Yesterday I traveled with students in the summer course Community Informatics Studio to Chicago to look at three public computing facilities. The Mac lab at the Puerto Rican Cultural Center is a more traditional looking lab with eight to ten computers lined up on either side of a table in the center of the room. But the youth are doing very creative activities engaging youth in critical evaluation of their realities and self-reliance and social responsibility. Examples of some of their work can be found linked from the Youth Community Informatics website.
Skokie Public Library has a new Digital Media Lab enabling community members to creatively express themselves through photo, audio, video, and archiving projects. They also have an accessibility lab, traditional library computer labs, and newer carrels with outlets for laptop users (laptops are also available for checkout).

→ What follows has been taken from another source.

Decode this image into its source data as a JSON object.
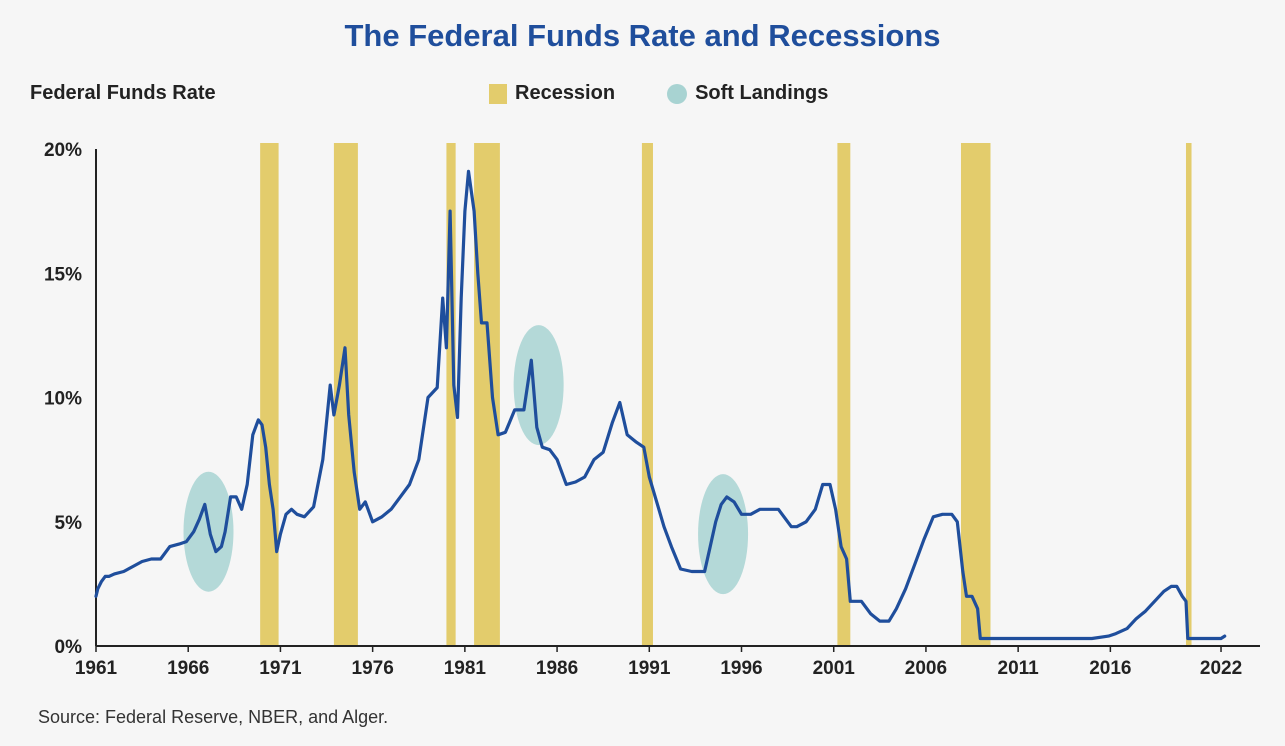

The YouMedia space at the Harold Washington Public Library represents first and foremost a collaborative and learning space. Their goal is to reshape what it means to learn. They have some 60+ laptops available for checkout, tables with built-in power strips that can be rearranged by the youth as they see fit, game stations, circular computer work areas, nooks with moving screens to create private spaces, a recording studio, and lots of open space to allow for spontaneous collaboration. The space is also equipped with books, videos, board games, and other more traditional “technology”.

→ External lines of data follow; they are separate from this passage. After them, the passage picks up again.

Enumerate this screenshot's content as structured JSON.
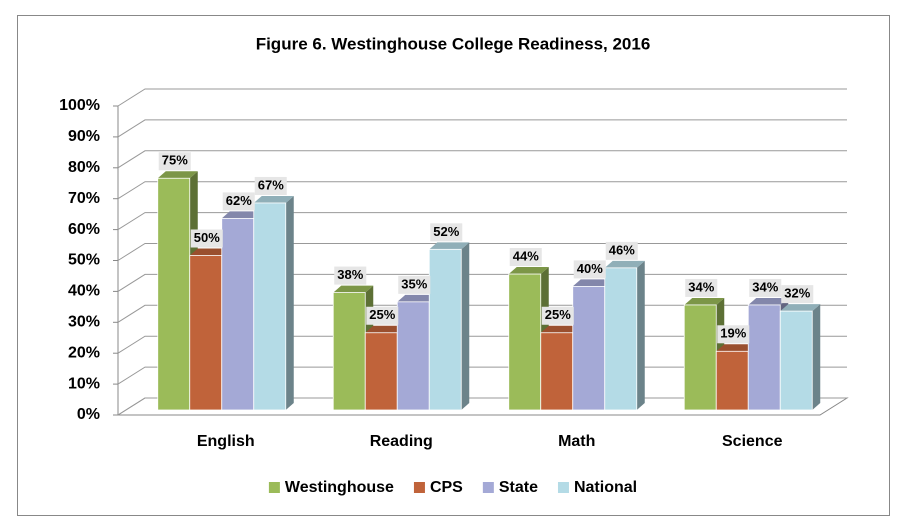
{
  "chart_data": {
    "type": "bar3d",
    "title": "Figure 6. Westinghouse College Readiness, 2016",
    "categories": [
      "English",
      "Reading",
      "Math",
      "Science"
    ],
    "series": [
      {
        "name": "Westinghouse",
        "color": "#9bbb59",
        "values": [
          75,
          38,
          44,
          34
        ],
        "value_labels": [
          "75%",
          "38%",
          "44%",
          "34%"
        ]
      },
      {
        "name": "CPS",
        "color": "#c0633a",
        "values": [
          50,
          25,
          25,
          19
        ],
        "value_labels": [
          "50%",
          "25%",
          "25%",
          "19%"
        ]
      },
      {
        "name": "State",
        "color": "#a4a9d6",
        "values": [
          62,
          35,
          40,
          34
        ],
        "value_labels": [
          "62%",
          "35%",
          "40%",
          "34%"
        ]
      },
      {
        "name": "National",
        "color": "#b4dbe6",
        "values": [
          67,
          52,
          46,
          32
        ],
        "value_labels": [
          "67%",
          "52%",
          "46%",
          "32%"
        ]
      }
    ],
    "ylim": [
      0,
      100
    ],
    "yticks": [
      {
        "value": 0,
        "label": "0%"
      },
      {
        "value": 10,
        "label": "10%"
      },
      {
        "value": 20,
        "label": "20%"
      },
      {
        "value": 30,
        "label": "30%"
      },
      {
        "value": 40,
        "label": "40%"
      },
      {
        "value": 50,
        "label": "50%"
      },
      {
        "value": 60,
        "label": "60%"
      },
      {
        "value": 70,
        "label": "70%"
      },
      {
        "value": 80,
        "label": "80%"
      },
      {
        "value": 90,
        "label": "90%"
      },
      {
        "value": 100,
        "label": "100%"
      }
    ],
    "grid": true,
    "legend": "bottom"
  }
}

Our challenge this semester is to begin developing a framework to understand how to best equip public computing centers. But first we’ll need to struggle with distinctions between computer labs and collaborative spaces. The Skokie computer labs were very heavily used. Indeed, although laptops are now available for checkout at Skokie many still prefer the traditional lab space. They find help close at hand and that the format of computer and layout serves them just fine. But the YouMedia space also indicates a clear need for more new labs whose focus is first and foremost on being spaces for collaboration.
I look forward to working together this semester to struggle with this problem and to begin documenting some of the underlying principles that seem to transcend specific implementations.